Dia menegaskan apabila putusan MK tidak dilaksanakan, maka pemerintah, DPR, dan KPU telah menciptakan sistem demokrasi parpol yang totaliter.
Akibatnya, pemerintah, DPR dan KPU telah dengan sengaja mendorong terjadinya konflik horizontal, terutama di daerah yang akan melaksanakan pilkada, yakni Maluku Utara, Kalbar, Sulteng dan lain-lain.
Untuk menata sistem yang permanen, maka revisi UU No 32/2004 harus segera dilakukan, khususnya pasal yang mengantur tentang calon perseorangan.
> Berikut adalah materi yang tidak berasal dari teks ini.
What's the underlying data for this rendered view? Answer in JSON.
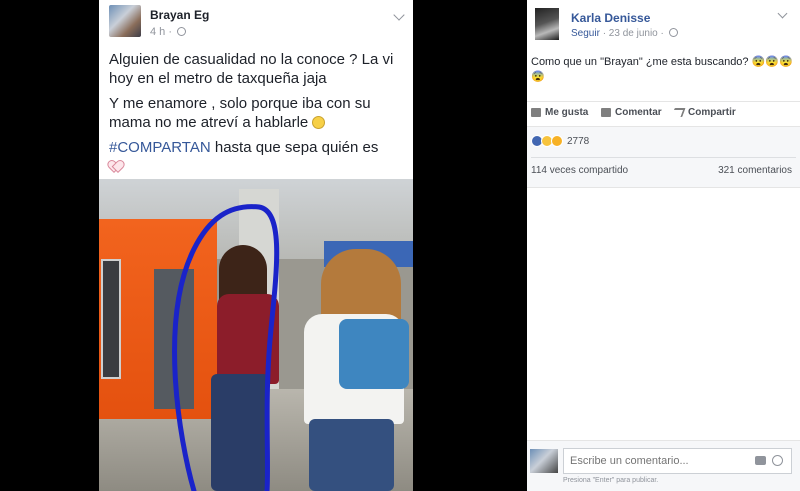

"Jika DPR menolak melakukan revisi dan membiarkan persoalan ini mengambang, dipastikan akan terjadi konflik yang berujung pada kegagalan penyelengaraan hak-hak rakyat dibanding demokrasi oleh penyelenggara negara," katanya.
Kalau itu terjadi, kata Akil, maka pemerintah harus segera mengeluarkan Perppu untuk mengantisipasi segala sesuatu yang berbahaya yang diperkirakan pasti terjadi.
"Sangat tidak bijak bila negara menunggu terlebih dahulu segala ikhwal berbahaya terjadi, kemudian baru mengeluarkan Perppu," katanya.
Parpol bukanlah satu-satunya harapan yang bisa diandalkan dalam membangun sistem demokrasi di republik ini. "Demokrasi adalah harapan rakyat banyak, tidak boleh dikooptasi oleh kepentingan segelintir parpol dan rezim yang berkuasa," katanya.
Langgar konstitusi
Direktur Eksekutif Konsorsium Reformasi dan Hukum, Arifin Firmansyah, menilai putusan MK terhadap calon independen akan bisa mendorong perwakilan partai-partai politik di DPR untuk menghambat revisi UU No 32 Tahun 2004.
"Karena itu, pemerintah didesak segera mengeluarkan Perppu untuk merespons keputusan MK tersebut agar tak terjadi kekosongan hukum," kata Arifin Firmansyah, menanggapi putusan MK yang meresahkan partai-partai politik itu.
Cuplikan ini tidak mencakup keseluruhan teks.